又端過一旁溫著的藥盞,試了試溫度,才小心翼翼地喂到太后唇邊:“這藥不燙嘴了,您趁熱喝了,早些將身體養好才是。”
太后就著女兒的手慢慢飲下湯藥,苦澀的味道在舌尖蔓延,卻不及心中為女兒感到的那份酸澀萬一。
她知道,女兒是將所有心事都深深埋了起來,用冷靜和懂事築起了高牆。
喝完了藥,趙雲瀾仔細地替太后拭了嘴角,又捻好被角。
“母后好生歇著,女兒晚些再來看您。
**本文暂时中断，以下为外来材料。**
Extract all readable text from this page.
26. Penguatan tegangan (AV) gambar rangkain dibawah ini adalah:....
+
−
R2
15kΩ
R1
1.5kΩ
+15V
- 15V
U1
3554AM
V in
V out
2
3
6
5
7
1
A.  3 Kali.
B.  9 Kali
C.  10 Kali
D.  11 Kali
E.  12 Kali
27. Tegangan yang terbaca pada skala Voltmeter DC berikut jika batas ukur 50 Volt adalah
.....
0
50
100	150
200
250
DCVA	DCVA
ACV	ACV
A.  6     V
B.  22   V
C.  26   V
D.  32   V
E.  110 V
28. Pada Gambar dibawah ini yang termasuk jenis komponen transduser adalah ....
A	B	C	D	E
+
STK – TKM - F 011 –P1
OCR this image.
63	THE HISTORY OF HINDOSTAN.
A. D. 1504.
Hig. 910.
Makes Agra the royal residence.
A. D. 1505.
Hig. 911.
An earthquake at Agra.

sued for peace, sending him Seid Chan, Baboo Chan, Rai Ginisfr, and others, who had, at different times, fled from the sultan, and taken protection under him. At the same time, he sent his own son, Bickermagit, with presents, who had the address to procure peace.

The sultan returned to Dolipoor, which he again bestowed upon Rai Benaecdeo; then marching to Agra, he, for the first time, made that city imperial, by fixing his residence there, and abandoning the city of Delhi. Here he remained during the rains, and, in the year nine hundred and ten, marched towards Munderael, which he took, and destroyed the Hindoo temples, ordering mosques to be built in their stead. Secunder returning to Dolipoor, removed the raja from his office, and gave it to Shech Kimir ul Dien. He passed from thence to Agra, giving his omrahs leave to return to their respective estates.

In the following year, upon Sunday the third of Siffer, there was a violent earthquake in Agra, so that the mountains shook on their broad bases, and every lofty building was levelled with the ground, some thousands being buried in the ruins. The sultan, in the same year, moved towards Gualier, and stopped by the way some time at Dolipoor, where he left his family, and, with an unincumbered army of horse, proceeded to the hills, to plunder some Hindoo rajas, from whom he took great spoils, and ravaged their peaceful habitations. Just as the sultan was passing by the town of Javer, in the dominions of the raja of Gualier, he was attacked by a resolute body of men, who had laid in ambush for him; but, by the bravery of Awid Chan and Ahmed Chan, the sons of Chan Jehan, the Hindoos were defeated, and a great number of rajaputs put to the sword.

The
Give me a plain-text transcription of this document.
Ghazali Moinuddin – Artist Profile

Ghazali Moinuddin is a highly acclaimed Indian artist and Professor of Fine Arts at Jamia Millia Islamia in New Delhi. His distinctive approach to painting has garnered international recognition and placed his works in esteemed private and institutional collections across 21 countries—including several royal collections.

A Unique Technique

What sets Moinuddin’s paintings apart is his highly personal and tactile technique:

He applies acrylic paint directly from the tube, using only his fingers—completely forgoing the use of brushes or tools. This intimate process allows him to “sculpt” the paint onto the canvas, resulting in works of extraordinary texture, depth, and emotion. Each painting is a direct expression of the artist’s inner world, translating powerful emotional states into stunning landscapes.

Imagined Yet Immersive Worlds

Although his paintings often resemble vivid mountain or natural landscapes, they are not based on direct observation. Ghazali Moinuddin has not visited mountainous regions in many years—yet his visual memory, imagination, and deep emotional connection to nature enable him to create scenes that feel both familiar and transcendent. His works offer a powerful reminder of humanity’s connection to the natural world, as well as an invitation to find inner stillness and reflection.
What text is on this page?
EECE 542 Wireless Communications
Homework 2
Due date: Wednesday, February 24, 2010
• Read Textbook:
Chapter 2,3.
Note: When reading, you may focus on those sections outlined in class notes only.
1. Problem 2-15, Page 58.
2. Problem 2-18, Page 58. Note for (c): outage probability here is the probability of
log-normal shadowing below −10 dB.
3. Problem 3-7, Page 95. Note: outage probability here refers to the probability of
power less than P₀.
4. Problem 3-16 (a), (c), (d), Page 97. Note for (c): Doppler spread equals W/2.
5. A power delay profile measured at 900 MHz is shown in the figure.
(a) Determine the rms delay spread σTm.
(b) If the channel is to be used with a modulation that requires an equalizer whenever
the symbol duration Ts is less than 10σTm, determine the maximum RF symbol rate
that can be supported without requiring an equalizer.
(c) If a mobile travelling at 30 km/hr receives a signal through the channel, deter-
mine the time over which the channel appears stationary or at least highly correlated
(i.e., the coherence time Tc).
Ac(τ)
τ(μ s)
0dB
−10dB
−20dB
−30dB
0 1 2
”趙雲瀾柔聲道。
太后點點頭,目送著女兒起身,儀態萬方地走出長春宮。
那背影挺首、優雅,卻無端地透著一股孤寂,彷彿與這富麗堂皇的宮殿格格不入,又彷彿己被這宮牆深深地困在了其中。
殿門輕輕合上,隔絕了內外兩個世界。
太后靠在床頭,望著關上的殿門,許久,才發出一聲極輕的喟嘆:“你要是哭鬧一番,母后這心裡反倒好受,可你偏偏這般懂事……”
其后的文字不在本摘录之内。